Photo courtesy of Chris Davis
Chris Davis is challenging U.S. Rep. Terri Sewell in the Democratic primary for Alabama's Seventh Congressional District.
Chris Davis, a 50-year-old Birmingham resident, is challenging U.S. Rep. Terri Sewell for her seat representing Alabama’s Seventh Congressional district in the March 5 Democratic primary.
Davis, the director of government affairs for the BHM Law Group, said he was motivated to run against Sewell in part because of the horrible condition of some parts of the district and what he considers to be inaction on Sewell’s part.
The Seventh Congressional District, which covers all or part of 14 counties from Selma to Birmingham, has the worst life expectancy of any of the 435 Congressional districts in the country, according to data from Harvard University.
“There’s no crime in that statistic,” Davis said. “The crime is that nobody is doing anything about that.” There has been no significant effort to get the Seventh Congressional District off the bottom of that list, he said.
The district faces a host of environmental justice problems, where predominantly minority communities get stuck with environmental waste sites that need cleaning up, from Collegeville and North Birmingham to the train cars full of waste in Sumter County or open sewer problems in Selma and Tuscaloosa, Davis said.
There is air, water and soil pollution in some neighborhoods and other areas where trains block the roads and make it difficult for residents to travel, he said.
“The federal government has to have a hand in providing these families with environmental justice,” Davis said. The government either needs to improve the areas where these people live or help them move to safer environments, he said.
The district also is suffering from rural hospital closures, and people are dying trying to get hospitals in Birmingham or Tuscaloosa and don’t have access to preventative care, Davis said. A member of Congress should pull together resources to remedy that, he said.
Davis also said Sewell has failed to bring significant federal projects to District 7, like the FBI office for Huntsville (expected to grow to 5,000 jobs) or modernized docks in Mobile.
One good opportunity for a federal government project would be at Birmingport, he said. Birmingport is an area 20 miles west of downtown Birmingham where several shipping companies operate along the Locust Fork of the Black Warrior River. The port also has access to railways. Davis said that area is ripe for federal investment to create jobs, as are numerous other areas in the district.
Sewell said she has a proven track record of working to bring jobs to the district and has secured more than $11.5 billion in federal grants since taking office in 2011. Read more about Sewell here.
Davis said he wants to do something to address what he called a gun violence epidemic, saying Birmingham is No. 2 in the nation in gun violence deaths per capita. He favors an assault weapons ban. “I don’t believe anybody should be carrying assault weapons,” he said.
He also would like to see federal tax dollars allocated to communities affected by gun violence and gang activity.

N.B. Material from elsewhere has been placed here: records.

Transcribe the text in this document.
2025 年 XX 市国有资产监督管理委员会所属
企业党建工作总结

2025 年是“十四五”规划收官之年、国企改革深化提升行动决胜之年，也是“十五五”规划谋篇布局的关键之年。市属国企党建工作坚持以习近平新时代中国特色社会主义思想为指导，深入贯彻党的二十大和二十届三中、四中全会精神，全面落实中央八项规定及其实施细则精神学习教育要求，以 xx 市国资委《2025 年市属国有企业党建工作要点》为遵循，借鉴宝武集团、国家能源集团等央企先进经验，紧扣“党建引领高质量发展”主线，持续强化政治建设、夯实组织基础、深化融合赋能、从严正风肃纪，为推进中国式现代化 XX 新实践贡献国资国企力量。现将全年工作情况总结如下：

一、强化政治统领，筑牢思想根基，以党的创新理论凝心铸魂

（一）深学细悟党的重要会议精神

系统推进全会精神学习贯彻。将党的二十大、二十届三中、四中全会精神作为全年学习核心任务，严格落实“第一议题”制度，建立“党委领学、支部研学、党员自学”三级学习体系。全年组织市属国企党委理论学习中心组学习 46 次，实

Money should be spent on programs that give young people something to do when they are out of school in the afternoons and summertime, he said.

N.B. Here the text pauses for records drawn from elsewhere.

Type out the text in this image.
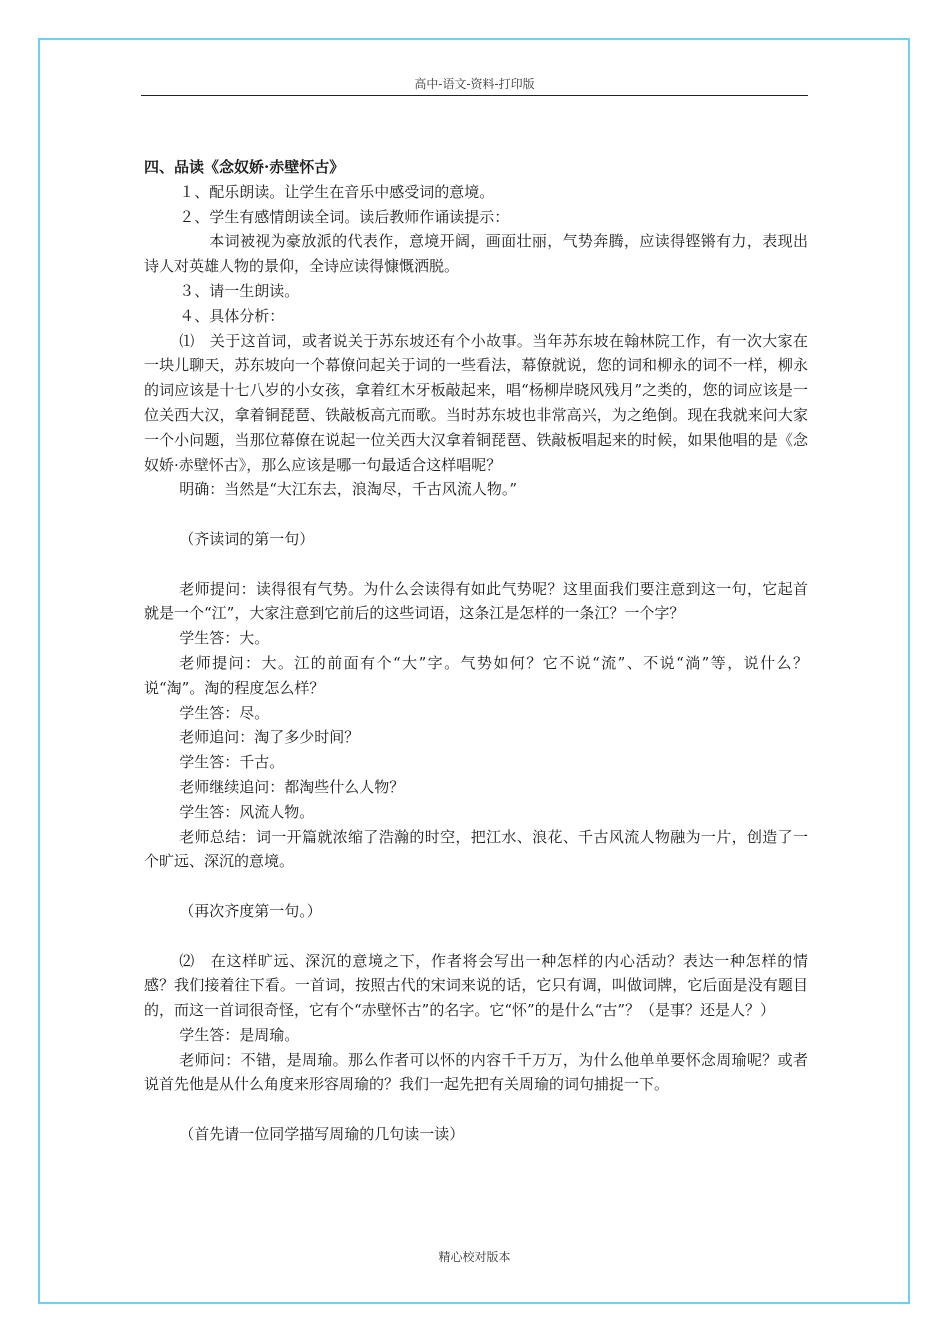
高中-语文-资料-打印版

四、品读《念奴娇·赤壁怀古》

１、配乐朗读。让学生在音乐中感受词的意境。

２、学生有感情朗读全词。读后教师作诵读提示：

本词被视为豪放派的代表作，意境开阔，画面壮丽，气势奔腾，应读得铿锵有力，表现出诗人对英雄人物的景仰，全诗应读得慷慨洒脱。

３、请一生朗读。

４、具体分析：

⑴　关于这首词，或者说关于苏东坡还有个小故事。当年苏东坡在翰林院工作，有一次大家在一块儿聊天，苏东坡向一个幕僚问起关于词的一些看法，幕僚就说，您的词和柳永的词不一样，柳永的词应该是十七八岁的小女孩，拿着红木牙板敲起来，唱“杨柳岸晓风残月”之类的，您的词应该是一位关西大汉，拿着铜琵琶、铁敲板高亢而歌。当时苏东坡也非常高兴，为之绝倒。现在我就来问大家一个小问题，当那位幕僚在说起一位关西大汉拿着铜琵琶、铁敲板唱起来的时候，如果他唱的是《念奴娇·赤壁怀古》，那么应该是哪一句最适合这样唱呢？

明确：当然是“大江东去，浪淘尽，千古风流人物。”

（齐读词的第一句）

老师提问：读得很有气势。为什么会读得有如此气势呢？这里面我们要注意到这一句，它起首就是一个“江”，大家注意到它前后的这些词语，这条江是怎样的一条江？一个字？

学生答：大。

老师提问：大。江的前面有个“大”字。气势如何？它不说“流”、不说“淌”等，说什么？说“淘”。淘的程度怎么样？

学生答：尽。

老师追问：淘了多少时间？

学生答：千古。

老师继续追问：都淘些什么人物？

学生答：风流人物。

老师总结：词一开篇就浓缩了浩瀚的时空，把江水、浪花、千古风流人物融为一片，创造了一个旷远、深沉的意境。

（再次齐度第一句。）

⑵　在这样旷远、深沉的意境之下，作者将会写出一种怎样的内心活动？表达一种怎样的情感？我们接着往下看。一首词，按照古代的宋词来说的话，它只有调，叫做词牌，它后面是没有题目的，而这一首词很奇怪，它有个“赤壁怀古”的名字。它“怀”的是什么“古”？（是事？还是人？）

学生答：是周瑜。

老师问：不错，是周瑜。那么作者可以怀的内容千千万万，为什么他单单要怀念周瑜呢？或者说首先他是从什么角度来形容周瑜的？我们一起先把有关周瑜的词句捕捉一下。

（首先请一位同学描写周瑜的几句读一读）

精心校对版本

Davis said it’s one thing to go to Washington and vote on national and international issues. “However, I think the greatest role is to perform for your constituents, to perform for the people back in your district,” he said. “What they really want you to do is to serve them and work on their behalf to make the district better, to make their life better and make sure your district gets its fair share and ensure that the quality of life is not at the bottom of the charts.”
Background
Davis originally is from Birmingham’s Smithfield community. He graduated from Huffman High School in 1991 and then got a bachelor’s degree in political science from the University of Alabama at Birmingham in 2005.
After graduation, Davis got a job as a campaign field director for Congressman Elijah Cummings of Maryland. He initially worked in Cummings’ Baltimore office and later joined Cummings’ staff on Capitol Hill.

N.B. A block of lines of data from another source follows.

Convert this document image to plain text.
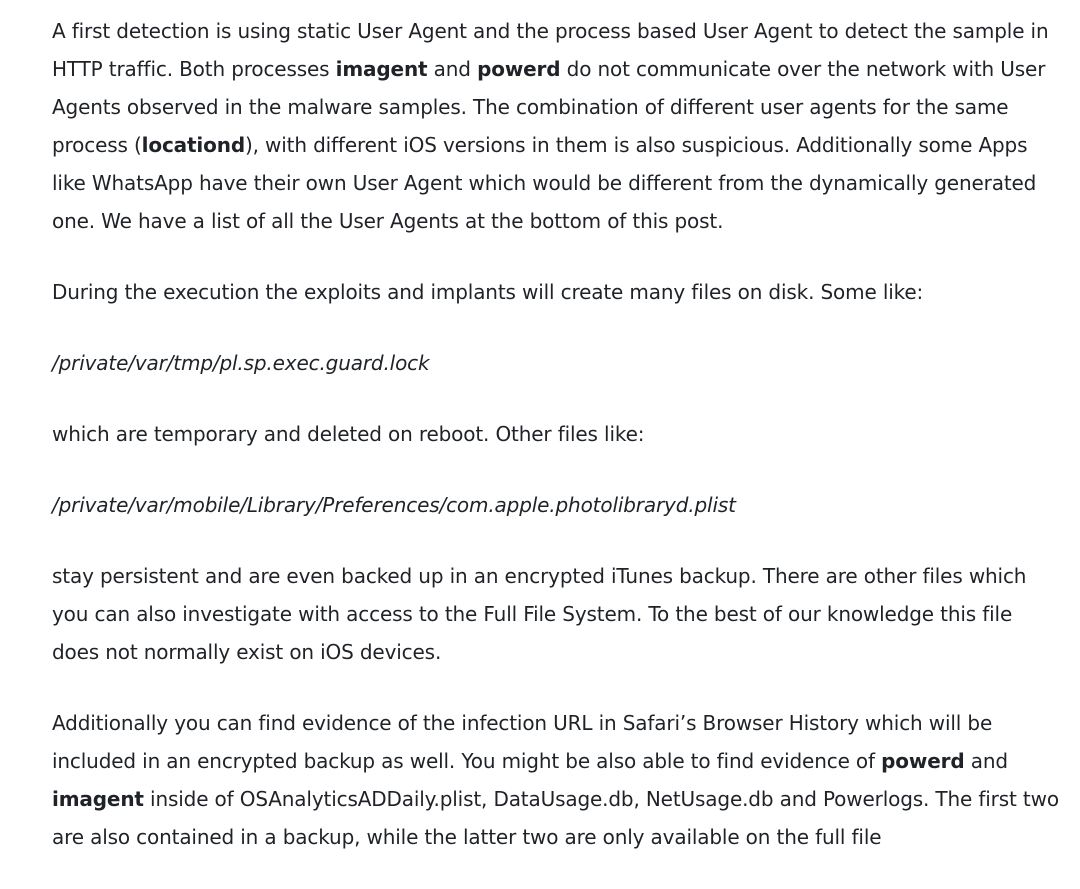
A first detection is using static User Agent and the process based User Agent to detect the sample in HTTP traffic. Both processes imagent and powerd do not communicate over the network with User Agents observed in the malware samples. The combination of different user agents for the same process (locationd), with different iOS versions in them is also suspicious. Additionally some Apps like WhatsApp have their own User Agent which would be different from the dynamically generated one. We have a list of all the User Agents at the bottom of this post.

During the execution the exploits and implants will create many files on disk. Some like:

/private/var/tmp/pl.sp.exec.guard.lock

which are temporary and deleted on reboot. Other files like:

/private/var/mobile/Library/Preferences/com.apple.photolibraryd.plist

stay persistent and are even backed up in an encrypted iTunes backup. There are other files which you can also investigate with access to the Full File System. To the best of our knowledge this file does not normally exist on iOS devices.

Additionally you can find evidence of the infection URL in Safari’s Browser History which will be included in an encrypted backup as well. You might be also able to find evidence of powerd and imagent inside of OSAnalyticsADDaily.plist, DataUsage.db, NetUsage.db and Powerlogs. The first two are also contained in a backup, while the latter two are only available on the full file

He also worked in the Capitol Hill whip organization for then-Sen. Barack Obama and was head of outreach for press, clergy and elected officials for the Obama campaign in Maryland. Davis later worked in Washington, D.C., Mayor Adrian Fenty’s Office on Community Relations.
He moved back to Birmingham and worked as director of business development for the Barry Walker law firm for two years and then moved to the BHM Law Group, where he worked three years as director of business development and three years in his current role of director of government affairs.
He obtained a law degree from the Birmingham School of Law in 2020.
Davis ran unsuccessfully for Alabama House District 59 in 2014 and Birmingham City Council in 2017. Find out more about Davis at chrisdavis4congress.com. Read more about Sewell here.
The winner of the Democratic primary in District 7 should face Republican Robin Litaker of Homewood in the Nov. 5 general election. The other Republican who qualified, Christian Horn, announced in February he was withdrawing from the race.
District 7 includes most of Birmingham, parts of Hoover, Homewood and western Jefferson County, parts of Clarke, Montgomery and Tuscaloosa counties and all of Choctaw, Dallas, Greene, Hale, Lowndes, Marengo, Pickens, Perry, Sumter and Wilcox counties.